I want to find the number of matches based on ID of unique matches within multiple data.frames

Data looks like this:

df1: KeyID
       x
       x
       y
       y
       z

df2: KeyID
       x
       x
       x
       z
       z

df3: KeyID
       x
       y
       y
       z

I want to count the number of unique matches between data frames.

output would look like this: 2

Since x and z are the only matches between the two sets.

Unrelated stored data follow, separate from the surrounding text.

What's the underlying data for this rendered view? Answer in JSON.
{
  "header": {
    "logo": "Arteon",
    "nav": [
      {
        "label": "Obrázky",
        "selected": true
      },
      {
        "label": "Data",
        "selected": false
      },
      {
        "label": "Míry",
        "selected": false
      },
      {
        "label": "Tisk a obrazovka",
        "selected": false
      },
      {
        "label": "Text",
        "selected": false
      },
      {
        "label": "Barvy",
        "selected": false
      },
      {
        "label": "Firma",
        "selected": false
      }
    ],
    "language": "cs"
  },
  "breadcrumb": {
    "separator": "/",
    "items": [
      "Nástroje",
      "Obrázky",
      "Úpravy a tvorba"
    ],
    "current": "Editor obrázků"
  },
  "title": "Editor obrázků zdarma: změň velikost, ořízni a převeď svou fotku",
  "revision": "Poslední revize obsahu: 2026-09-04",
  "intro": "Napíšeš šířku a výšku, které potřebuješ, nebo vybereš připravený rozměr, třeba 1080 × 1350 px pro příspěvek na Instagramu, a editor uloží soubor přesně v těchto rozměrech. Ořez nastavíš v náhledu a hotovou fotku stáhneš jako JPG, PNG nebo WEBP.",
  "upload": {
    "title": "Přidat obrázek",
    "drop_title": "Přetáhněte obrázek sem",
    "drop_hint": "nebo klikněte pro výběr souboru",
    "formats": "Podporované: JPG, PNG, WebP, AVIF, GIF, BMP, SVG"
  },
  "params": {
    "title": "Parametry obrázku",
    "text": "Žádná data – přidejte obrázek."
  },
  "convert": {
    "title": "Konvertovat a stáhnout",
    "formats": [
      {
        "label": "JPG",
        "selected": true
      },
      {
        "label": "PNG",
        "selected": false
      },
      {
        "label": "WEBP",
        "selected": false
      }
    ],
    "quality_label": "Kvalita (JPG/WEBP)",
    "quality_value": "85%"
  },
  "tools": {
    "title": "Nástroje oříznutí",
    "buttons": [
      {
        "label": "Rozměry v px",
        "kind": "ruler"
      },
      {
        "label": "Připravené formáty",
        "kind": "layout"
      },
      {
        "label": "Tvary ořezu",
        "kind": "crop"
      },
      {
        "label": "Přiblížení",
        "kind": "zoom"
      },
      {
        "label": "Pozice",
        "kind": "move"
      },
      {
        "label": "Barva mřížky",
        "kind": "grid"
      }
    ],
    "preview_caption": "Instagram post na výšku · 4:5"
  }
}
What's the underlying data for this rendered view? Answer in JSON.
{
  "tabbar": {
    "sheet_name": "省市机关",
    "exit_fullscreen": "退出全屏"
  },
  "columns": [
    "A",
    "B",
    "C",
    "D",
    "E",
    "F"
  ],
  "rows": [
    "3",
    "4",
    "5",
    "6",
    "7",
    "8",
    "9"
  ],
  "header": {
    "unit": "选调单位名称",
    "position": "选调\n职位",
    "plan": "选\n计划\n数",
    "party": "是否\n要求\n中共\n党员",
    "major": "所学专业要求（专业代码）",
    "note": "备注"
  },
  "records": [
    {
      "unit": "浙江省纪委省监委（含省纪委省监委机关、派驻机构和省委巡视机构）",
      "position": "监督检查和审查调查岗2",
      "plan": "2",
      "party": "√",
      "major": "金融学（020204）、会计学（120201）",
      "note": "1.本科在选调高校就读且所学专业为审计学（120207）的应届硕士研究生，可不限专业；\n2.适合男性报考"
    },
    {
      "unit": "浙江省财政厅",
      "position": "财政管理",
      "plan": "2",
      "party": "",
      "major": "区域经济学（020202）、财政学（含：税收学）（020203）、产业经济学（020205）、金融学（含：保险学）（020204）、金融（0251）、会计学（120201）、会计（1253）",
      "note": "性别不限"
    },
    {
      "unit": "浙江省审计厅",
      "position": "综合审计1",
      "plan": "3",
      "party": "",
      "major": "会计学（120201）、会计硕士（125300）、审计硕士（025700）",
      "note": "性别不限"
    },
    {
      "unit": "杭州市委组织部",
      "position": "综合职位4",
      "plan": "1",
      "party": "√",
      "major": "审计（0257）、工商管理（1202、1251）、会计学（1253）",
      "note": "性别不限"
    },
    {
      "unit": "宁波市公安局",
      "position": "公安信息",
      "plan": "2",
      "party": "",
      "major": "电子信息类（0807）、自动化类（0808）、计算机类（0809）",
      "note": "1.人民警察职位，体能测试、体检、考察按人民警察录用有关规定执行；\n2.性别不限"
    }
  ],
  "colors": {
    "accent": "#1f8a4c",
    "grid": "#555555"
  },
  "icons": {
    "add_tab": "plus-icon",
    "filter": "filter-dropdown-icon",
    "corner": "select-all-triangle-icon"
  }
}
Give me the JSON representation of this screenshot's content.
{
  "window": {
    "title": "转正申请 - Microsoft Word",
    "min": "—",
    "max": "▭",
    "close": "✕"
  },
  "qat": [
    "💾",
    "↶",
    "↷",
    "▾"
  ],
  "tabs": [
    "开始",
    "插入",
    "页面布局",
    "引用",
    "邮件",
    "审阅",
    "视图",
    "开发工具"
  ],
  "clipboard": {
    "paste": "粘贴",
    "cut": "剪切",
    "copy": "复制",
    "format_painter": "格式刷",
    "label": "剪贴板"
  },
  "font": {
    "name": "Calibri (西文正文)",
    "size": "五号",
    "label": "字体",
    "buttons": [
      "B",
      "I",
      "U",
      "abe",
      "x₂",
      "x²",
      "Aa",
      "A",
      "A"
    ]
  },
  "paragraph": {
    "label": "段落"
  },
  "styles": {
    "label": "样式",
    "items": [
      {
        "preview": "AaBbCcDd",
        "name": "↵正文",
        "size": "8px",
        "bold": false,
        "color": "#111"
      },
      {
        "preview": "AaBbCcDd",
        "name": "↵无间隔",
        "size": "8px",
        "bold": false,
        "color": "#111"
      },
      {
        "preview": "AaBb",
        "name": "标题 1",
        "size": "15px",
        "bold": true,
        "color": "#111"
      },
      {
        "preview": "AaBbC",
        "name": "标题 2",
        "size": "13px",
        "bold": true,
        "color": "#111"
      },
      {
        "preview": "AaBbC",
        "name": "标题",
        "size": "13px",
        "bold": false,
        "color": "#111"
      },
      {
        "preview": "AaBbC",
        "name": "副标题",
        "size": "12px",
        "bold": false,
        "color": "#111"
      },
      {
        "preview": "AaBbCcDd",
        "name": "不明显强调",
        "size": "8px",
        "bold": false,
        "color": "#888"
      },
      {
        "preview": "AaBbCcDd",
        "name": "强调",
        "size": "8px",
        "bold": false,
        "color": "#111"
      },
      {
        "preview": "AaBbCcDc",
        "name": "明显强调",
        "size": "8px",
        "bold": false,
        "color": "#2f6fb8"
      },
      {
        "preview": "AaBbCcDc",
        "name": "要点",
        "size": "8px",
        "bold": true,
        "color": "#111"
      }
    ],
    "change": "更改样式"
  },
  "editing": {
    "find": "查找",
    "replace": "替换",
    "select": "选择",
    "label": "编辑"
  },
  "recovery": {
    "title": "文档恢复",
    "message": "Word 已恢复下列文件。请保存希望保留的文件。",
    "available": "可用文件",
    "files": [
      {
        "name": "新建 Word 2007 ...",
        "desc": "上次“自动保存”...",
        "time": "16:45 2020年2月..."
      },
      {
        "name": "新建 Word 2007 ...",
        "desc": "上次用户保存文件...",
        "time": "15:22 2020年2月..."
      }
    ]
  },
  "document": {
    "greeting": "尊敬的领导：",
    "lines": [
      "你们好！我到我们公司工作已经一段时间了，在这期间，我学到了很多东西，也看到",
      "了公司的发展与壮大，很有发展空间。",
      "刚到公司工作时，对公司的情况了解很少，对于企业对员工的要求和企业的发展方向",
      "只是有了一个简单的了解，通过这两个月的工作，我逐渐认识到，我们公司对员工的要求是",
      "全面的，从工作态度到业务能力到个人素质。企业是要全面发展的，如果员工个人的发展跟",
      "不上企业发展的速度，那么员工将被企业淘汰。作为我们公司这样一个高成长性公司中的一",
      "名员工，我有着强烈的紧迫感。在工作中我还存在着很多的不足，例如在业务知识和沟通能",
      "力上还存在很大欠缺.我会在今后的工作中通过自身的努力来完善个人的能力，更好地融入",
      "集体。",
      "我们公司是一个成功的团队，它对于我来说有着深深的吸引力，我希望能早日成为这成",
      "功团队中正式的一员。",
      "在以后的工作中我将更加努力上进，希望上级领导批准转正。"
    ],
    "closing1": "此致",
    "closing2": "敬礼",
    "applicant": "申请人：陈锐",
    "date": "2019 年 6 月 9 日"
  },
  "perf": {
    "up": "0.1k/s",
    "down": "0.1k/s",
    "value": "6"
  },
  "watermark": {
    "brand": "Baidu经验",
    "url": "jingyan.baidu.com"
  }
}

I have done this but want to know if there is a faster way:

df1.2 <- df2[df2$KeyID %in% df1$KeyID,]
length(unique(df1.2$KeyID))

Any thoughts?

CoryB
  • 75
  • 1
  • 3
  • 11
  • 2
    Wouldn't this just be `sum(unique(df1$KeyID) %in% unique(df2$KeyID)))`? Actually now that I think about it more, you might need to wrap `as.character` around them if they're factors. – IRTFM Jul 30 '14 at 19:42
  • @BondedDust only if position doesn't matter... as it stands now, it is hard to tell what the asker wants... – Justin Jul 30 '14 at 19:46
  • Position does not matter...just want to know how many of KeyIDs are in both data frames, or in dfs 1,2,3 and so on. – CoryB Jul 30 '14 at 19:48
  • You mentioned multiple datasets/vectors.If more than two: `Reduce("intersect", listofvectors)` – akrun Jul 30 '14 at 19:56
  • @akrun Is reduce part of a package? – CoryB Jul 30 '14 at 20:06
  • @CoryB It's in the base package, but be careful of capitalization, the command is `Reduce`. – tkmckenzie Jul 30 '14 at 20:08
  • @tkmckenzie I tried Reduce however it is not happy : Reduce("intersect",PCS$KeyID,Spr.1104$KeyID) – CoryB Jul 30 '14 at 20:12
  • @CoryB You need to put the vectors in a list first, see the edit to my answer below. – tkmckenzie Jul 30 '14 at 20:14
  • @tkmckenzie Fixed it! length(Reduce("intersect",list(PCS$KeyID,Spr.1104$KeyID))) – CoryB Jul 30 '14 at 20:14

1 Answers1

7

You can do set intersection with intersect:

v1 <- c("x", "x", "y", "y", "z")
v2 <- c("x", "x", "x", "z", "z")
intersect(v1, v2)
# [1] "x" "z"
length(intersect(v1, v2))
# [1] 2

Edit: Adapting for the question edit, as per akrun's suggestion, if there are multiple vectors,

v1 <- c("x", "x", "y", "y", "z")
v2 <- c("x", "x", "x", "z", "z")
v3 <- c("x", "y", "y", "z")
vector.list <- list(v1, v2, v3)

Reduce("intersect", vector.list)
# [1] "x" "z"
tkmckenzie
  • 1,353
  • 1
  • 10
  • 19